I’d like to bowl with the gangsters

There comes a time in a man’s life when he has to admit that he has gained weight. I’ve seen guys who try to deny this by wearing the same pants even though they can’t use the pockets anymore. What you wind up doing then is carrying a fanny pack, which is fine if that’s how you roll, but dude. There are also guys who clip everything to their belts: keys, phone, water bottle, what have you. I desire to be neither of these people.

So I went to the Ruggedo Warehouse the other day because that’s where the fat boys go when they want to shop. Actually, I don’t know if the real Fat Boys shop there, but they do have a lot of “urban wear.” That’s a euphemism the right out pisses me off. Let’s just say “clothes that are marketed to African Americans” please. Anyway, the Ruggedo Warehouse has good clothes cheap, and they also have some interesting fashion choices.

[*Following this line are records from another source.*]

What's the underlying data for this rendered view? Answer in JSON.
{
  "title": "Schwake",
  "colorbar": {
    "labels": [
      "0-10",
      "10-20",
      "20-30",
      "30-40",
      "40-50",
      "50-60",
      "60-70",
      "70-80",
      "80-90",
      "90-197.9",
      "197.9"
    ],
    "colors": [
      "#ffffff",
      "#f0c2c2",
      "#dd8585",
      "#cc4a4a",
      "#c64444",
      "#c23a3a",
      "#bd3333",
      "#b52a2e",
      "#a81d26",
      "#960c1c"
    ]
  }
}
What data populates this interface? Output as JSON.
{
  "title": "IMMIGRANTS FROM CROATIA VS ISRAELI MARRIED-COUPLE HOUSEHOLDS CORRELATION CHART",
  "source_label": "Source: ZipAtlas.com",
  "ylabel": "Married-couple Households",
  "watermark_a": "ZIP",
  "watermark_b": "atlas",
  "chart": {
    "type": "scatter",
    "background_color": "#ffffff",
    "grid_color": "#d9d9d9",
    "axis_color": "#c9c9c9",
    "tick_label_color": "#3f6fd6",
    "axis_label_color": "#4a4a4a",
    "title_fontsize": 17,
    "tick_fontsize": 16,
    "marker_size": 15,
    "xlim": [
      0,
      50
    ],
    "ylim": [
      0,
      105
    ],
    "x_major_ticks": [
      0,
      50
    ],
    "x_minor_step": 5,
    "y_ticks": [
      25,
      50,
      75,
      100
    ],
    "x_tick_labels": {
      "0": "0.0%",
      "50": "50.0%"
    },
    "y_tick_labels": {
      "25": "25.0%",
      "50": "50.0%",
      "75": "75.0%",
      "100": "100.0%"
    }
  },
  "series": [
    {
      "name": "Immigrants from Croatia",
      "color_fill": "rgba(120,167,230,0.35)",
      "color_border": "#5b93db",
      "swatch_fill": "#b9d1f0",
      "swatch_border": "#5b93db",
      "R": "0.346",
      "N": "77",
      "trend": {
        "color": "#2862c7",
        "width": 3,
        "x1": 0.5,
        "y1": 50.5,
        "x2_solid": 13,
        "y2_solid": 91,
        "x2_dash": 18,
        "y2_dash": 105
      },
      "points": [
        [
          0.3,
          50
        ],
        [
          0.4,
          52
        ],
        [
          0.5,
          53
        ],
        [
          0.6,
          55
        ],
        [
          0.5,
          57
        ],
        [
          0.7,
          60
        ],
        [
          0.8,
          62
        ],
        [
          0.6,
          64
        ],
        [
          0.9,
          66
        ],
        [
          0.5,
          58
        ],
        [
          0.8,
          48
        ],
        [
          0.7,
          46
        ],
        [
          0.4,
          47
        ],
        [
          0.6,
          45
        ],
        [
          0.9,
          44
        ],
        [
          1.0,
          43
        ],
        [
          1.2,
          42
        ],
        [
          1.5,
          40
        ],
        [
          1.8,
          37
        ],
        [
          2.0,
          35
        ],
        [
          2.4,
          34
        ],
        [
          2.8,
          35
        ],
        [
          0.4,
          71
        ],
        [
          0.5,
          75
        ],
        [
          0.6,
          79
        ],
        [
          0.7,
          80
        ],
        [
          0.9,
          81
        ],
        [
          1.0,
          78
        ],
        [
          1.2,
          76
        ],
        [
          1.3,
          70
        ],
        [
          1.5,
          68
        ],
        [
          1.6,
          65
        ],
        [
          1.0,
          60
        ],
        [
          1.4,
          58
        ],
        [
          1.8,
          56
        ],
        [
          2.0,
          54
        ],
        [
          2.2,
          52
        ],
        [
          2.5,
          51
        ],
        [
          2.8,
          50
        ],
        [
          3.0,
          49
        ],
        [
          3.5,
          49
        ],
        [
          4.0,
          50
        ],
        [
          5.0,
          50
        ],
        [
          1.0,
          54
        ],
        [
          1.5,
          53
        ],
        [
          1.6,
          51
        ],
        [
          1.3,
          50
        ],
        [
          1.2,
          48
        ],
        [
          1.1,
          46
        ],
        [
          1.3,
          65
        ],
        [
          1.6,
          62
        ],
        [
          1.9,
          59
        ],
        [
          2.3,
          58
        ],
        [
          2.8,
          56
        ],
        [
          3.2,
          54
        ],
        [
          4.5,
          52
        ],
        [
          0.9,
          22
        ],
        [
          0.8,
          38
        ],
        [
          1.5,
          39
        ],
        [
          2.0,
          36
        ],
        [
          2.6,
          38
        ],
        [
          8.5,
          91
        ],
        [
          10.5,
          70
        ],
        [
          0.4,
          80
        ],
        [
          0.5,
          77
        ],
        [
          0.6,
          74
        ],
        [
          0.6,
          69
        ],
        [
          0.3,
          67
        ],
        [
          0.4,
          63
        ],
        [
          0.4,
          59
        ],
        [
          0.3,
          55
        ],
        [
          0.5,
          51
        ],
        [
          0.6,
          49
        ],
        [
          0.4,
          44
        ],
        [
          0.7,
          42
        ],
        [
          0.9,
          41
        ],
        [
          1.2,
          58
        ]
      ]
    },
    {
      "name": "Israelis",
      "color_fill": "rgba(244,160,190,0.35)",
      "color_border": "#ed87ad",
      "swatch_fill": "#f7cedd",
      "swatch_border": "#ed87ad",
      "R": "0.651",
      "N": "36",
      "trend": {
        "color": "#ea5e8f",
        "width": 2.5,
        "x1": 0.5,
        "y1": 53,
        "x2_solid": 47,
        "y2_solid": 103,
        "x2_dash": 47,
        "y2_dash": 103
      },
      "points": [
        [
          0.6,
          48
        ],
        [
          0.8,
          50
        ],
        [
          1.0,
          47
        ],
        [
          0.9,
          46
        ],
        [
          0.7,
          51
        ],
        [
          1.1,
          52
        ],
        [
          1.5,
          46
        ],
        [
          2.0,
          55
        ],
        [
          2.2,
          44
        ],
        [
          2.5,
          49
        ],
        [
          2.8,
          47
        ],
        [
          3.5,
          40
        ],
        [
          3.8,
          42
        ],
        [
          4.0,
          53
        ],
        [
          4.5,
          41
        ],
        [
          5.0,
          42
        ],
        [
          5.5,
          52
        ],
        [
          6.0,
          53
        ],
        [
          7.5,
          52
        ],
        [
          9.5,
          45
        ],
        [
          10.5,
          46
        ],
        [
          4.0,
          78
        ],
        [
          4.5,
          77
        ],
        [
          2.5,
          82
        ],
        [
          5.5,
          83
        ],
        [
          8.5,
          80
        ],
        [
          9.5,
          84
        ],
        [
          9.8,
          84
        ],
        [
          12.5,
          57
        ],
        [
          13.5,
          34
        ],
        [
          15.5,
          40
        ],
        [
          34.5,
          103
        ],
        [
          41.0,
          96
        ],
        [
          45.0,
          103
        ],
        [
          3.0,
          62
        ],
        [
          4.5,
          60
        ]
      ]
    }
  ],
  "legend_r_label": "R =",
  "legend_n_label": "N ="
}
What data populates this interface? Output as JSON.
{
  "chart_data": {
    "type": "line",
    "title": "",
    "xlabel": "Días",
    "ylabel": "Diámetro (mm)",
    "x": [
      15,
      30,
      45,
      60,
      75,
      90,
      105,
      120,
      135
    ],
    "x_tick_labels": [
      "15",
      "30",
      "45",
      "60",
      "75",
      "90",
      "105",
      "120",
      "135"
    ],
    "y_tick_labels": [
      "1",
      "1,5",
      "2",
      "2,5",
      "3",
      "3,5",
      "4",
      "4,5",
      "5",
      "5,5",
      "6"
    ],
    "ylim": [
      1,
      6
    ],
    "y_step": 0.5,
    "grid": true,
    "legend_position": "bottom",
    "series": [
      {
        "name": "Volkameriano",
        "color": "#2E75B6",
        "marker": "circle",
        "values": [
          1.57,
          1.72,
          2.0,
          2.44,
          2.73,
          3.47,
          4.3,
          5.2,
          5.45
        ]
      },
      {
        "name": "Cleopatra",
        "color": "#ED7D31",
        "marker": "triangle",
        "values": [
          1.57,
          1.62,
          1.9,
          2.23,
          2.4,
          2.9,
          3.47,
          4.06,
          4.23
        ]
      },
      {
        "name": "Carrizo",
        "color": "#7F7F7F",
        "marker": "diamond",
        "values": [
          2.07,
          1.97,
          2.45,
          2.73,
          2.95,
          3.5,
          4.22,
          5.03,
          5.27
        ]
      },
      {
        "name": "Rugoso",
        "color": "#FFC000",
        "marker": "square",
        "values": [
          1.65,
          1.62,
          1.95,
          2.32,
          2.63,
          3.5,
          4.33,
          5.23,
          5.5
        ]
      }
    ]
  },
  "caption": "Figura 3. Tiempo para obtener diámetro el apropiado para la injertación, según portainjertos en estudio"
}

Like the purely white sweat pants. (Not “active wear.” Nobody gets “active” in a pair of white pants. “Busy” perhaps. Not “active.”) They had these nice pants for like $10 and also white hoodies for around the same price. AN ALL WHITE SET OF WARM-UPS! Perfect for shabbat. Except that I don’t celebrate shabbat. So what, I want a set of white warm ups.

Alas, they are not in the budget. My Sweet Lady and I are, as Killer Beez would say, “saving up.” We are saving up for big things. I can’t go spending our money on shabbat clothes. But wait! I got a bonus! Bonus money can be spent on useless stuff, right? Or maybe a small portion? If I spent the rest on Christmas presents, it would all even out, right?